Manitoba’s challenging climate won’t leave producers out in the cold when it comes to anaerobic digesters, says a University of Manitoba researcher.
“If you insulate it properly and it’s heated, there shouldn’t be any obstacles to having this technology,” PhD candidate Elsie Jordaan said during a presentation sponsored by the National Centre for Livestock and the Environment.
Just how much insulation is needed is still being debated, but Alberta and Saskatchewan have anaerobic digesters in operation despite similar climatic challenges, said Jordaan.
Manitoba Hydro is working with Natural Resources Canada and the University of Manitoba to develop and install a comprehensive anaerobic digester system at Sweetridge Farms near Winkler.
The operators of the large dairy farm are looking to improve the quality of the manure, as well as generate animal bedding through the process, said Jordaan. Fifty kilowatts of electricity and heat will also be generated from the manure on site.
The project, due to be completed this fall, has encountered some bumps along the way, as have the Ontario-based company that has undertaken the project.

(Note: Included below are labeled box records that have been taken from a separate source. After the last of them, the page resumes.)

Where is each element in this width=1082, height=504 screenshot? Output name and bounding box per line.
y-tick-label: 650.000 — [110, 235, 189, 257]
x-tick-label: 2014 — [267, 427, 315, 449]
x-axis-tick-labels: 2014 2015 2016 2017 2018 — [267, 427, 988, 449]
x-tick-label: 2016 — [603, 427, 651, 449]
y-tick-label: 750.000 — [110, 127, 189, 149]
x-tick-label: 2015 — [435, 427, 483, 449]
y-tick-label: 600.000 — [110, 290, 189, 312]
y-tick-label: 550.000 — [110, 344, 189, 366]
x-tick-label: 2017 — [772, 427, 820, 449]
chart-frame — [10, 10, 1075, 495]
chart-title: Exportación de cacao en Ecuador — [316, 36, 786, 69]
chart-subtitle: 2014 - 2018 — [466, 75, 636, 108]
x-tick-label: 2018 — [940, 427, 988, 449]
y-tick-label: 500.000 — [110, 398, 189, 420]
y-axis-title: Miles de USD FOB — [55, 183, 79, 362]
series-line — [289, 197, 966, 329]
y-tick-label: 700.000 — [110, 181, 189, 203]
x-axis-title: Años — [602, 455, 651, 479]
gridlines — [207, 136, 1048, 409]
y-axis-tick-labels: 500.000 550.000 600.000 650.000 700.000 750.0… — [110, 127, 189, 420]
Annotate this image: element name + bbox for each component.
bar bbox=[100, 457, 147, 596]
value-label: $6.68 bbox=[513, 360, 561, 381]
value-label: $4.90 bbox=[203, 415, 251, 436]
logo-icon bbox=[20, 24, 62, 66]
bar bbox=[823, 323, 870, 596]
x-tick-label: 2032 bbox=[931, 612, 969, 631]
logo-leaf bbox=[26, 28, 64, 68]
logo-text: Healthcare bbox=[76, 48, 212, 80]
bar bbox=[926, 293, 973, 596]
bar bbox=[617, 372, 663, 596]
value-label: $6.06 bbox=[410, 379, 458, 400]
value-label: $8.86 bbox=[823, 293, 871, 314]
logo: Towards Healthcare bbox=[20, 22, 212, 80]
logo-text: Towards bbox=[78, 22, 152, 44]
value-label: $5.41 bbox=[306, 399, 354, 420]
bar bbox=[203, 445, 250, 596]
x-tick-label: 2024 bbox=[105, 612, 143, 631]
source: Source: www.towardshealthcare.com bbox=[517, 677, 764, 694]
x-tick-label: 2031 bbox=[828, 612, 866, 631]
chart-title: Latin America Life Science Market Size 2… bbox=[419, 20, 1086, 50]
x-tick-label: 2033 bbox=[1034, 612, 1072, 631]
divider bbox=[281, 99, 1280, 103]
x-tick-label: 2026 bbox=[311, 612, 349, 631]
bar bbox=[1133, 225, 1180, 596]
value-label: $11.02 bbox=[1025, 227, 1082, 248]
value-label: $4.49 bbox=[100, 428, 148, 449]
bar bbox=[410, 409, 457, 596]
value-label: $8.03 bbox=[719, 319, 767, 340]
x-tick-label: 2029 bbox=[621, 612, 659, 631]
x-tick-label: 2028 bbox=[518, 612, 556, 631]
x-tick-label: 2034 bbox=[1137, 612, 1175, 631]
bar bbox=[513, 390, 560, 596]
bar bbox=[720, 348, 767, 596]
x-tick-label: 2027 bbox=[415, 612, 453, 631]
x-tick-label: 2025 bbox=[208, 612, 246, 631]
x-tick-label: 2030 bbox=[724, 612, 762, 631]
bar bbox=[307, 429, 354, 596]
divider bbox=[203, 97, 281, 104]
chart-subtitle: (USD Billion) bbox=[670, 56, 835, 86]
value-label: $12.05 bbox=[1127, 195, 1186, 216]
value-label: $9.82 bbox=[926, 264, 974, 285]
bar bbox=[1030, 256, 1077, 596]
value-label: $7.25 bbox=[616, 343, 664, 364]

But those setbacks haven’t been climate related.
“I think a lot of it has just been that the company’s learning curve for doing this kind of project in Manitoba has been very steep,” said Jordan Langner, a renewable energy engineer with Manitoba Hydro.
The Sweetridge project will not only prove anaerobic digesters are feasible in Manitoba, but make it easier for future digester projects to get off the ground, said Langner.
“There’s a lot of things about Manitoba that make our situation different, climate is one, but also our manure management regulations are something that is unique here,” he said.
Aside from technology, Jordaan said costs associated with building digesters may also be a deterrent for some people.
The digester near Winkler will cost about $750,000 to build, but Langner said some of the research aspects of the project have increased construction costs.